Direct Retrieval-augmented Optimization: Synergizing Knowledge Selection and Language Models
Zhengliang Shi, Lingyong Yan, Weiwei Sun, Yue Feng, Pengjie Ren, Xinyu Ma, Shuaiqiang Wang, Dawei Yin, Maarten de Rijke, Zhaochun Ren
TL;DR
This work introduces Direct Retrieval-augmented Optimization (DRO), which jointly trains a list-wise knowledge selector and an LLM generator for end-to-end retrieval-augmented generation (RAG). By treating document permutations as latent variables and using an EM-style alternation with importance sampling, DRO maximizes the evidence lower bound to align knowledge selection with answer generation. The authors provide theoretical links to policy-gradient methods, demonstrate variance reduction with normalized importance weights, and prove convergence of the training process. Empirically, DRO yields 5–15% gains in EM and F1 across five QA datasets and improves document recall, validating stable optimization dynamics and practical impact for knowledge-grounded NLP tasks.
Abstract
Retrieval-augmented generation (RAG) integrates large language models ( LLM s) with retrievers to access external knowledge, improving the factuality of LLM generation in knowledge-grounded tasks. To optimize the RAG performance, most previous work independently fine-tunes the retriever to adapt to frozen LLM s or trains the LLMs to use documents retrieved by off-the-shelf retrievers, lacking end-to-end training supervision. Recent work addresses this limitation by jointly training these two components but relies on overly simplifying assumptions of document independence, which has been criticized for being far from real-world scenarios. Thus, effectively optimizing the overall RAG performance remains a critical challenge. We propose a direct retrieval-augmented optimization framework, named DRO, that enables end-to-end training of two key components: (i) a generative knowledge selection model and (ii) an LLM generator. DRO alternates between two phases: (i) document permutation estimation and (ii) re-weighted maximization, progressively improving RAG components through a variational approach.

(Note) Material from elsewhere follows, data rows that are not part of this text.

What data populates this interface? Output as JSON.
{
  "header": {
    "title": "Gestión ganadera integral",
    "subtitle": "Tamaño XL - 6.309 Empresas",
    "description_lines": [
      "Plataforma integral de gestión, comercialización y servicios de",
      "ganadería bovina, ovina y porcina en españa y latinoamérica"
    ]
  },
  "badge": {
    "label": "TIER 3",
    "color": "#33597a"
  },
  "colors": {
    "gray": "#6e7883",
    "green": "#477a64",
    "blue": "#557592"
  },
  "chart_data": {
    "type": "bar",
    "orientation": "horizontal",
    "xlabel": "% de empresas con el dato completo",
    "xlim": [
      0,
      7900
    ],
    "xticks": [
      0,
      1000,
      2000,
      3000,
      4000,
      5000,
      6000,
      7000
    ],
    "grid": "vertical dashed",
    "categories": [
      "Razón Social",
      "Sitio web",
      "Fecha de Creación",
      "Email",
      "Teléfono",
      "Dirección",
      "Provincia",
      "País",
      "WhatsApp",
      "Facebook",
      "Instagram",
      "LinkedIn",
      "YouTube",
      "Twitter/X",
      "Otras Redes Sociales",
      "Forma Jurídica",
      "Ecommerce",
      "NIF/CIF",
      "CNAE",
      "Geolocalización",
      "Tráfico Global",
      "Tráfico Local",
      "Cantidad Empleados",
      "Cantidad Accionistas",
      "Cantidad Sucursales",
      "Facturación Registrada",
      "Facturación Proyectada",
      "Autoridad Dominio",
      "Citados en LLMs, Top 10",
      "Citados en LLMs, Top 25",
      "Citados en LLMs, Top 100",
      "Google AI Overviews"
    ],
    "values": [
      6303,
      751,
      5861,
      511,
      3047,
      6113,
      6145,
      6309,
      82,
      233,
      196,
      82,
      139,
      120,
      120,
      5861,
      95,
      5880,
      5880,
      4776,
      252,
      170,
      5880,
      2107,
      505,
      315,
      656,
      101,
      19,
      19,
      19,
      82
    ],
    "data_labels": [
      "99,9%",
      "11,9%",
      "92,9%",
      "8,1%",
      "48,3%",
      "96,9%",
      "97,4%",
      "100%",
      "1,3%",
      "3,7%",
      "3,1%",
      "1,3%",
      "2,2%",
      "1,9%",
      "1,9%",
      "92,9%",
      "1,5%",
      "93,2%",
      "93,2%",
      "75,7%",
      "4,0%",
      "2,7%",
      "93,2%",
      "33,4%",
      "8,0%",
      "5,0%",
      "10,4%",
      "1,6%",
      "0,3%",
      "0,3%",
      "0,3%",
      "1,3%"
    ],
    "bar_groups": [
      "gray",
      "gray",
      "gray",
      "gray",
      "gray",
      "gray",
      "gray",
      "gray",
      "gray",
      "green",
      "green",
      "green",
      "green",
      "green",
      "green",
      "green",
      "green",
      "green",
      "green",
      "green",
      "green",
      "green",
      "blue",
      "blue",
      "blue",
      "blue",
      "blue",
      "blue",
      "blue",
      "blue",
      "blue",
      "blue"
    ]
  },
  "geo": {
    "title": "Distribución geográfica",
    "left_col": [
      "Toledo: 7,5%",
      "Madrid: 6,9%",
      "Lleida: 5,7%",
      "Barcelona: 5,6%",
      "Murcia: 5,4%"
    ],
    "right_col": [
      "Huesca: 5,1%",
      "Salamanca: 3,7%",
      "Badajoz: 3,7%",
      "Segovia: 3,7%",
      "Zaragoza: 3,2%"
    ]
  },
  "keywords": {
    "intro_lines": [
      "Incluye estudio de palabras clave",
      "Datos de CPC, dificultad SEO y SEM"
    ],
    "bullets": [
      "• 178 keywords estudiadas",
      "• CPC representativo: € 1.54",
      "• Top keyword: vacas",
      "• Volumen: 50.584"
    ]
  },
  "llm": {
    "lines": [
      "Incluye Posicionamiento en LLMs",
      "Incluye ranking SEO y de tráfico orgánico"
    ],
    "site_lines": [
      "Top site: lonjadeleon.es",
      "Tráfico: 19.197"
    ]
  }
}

In the estimation step, we treat document permutation as a latent variable and directly estimate its distribution from the selection model by applying an importance sampling strategy. In the maximization step, we calibrate the optimization expectation using importance weights and jointly train the selection model and LLM generator. Our theoretical analysis reveals that DRO is analogous to policy-gradient methods in reinforcement learning. Extensive experiments conducted on five datasets illustrate that DRO outperforms the best baseline with 5%-15% improvements in EM and F1. We also provide in-depth experiments to qualitatively analyze the stability, convergence, and variance of DRO.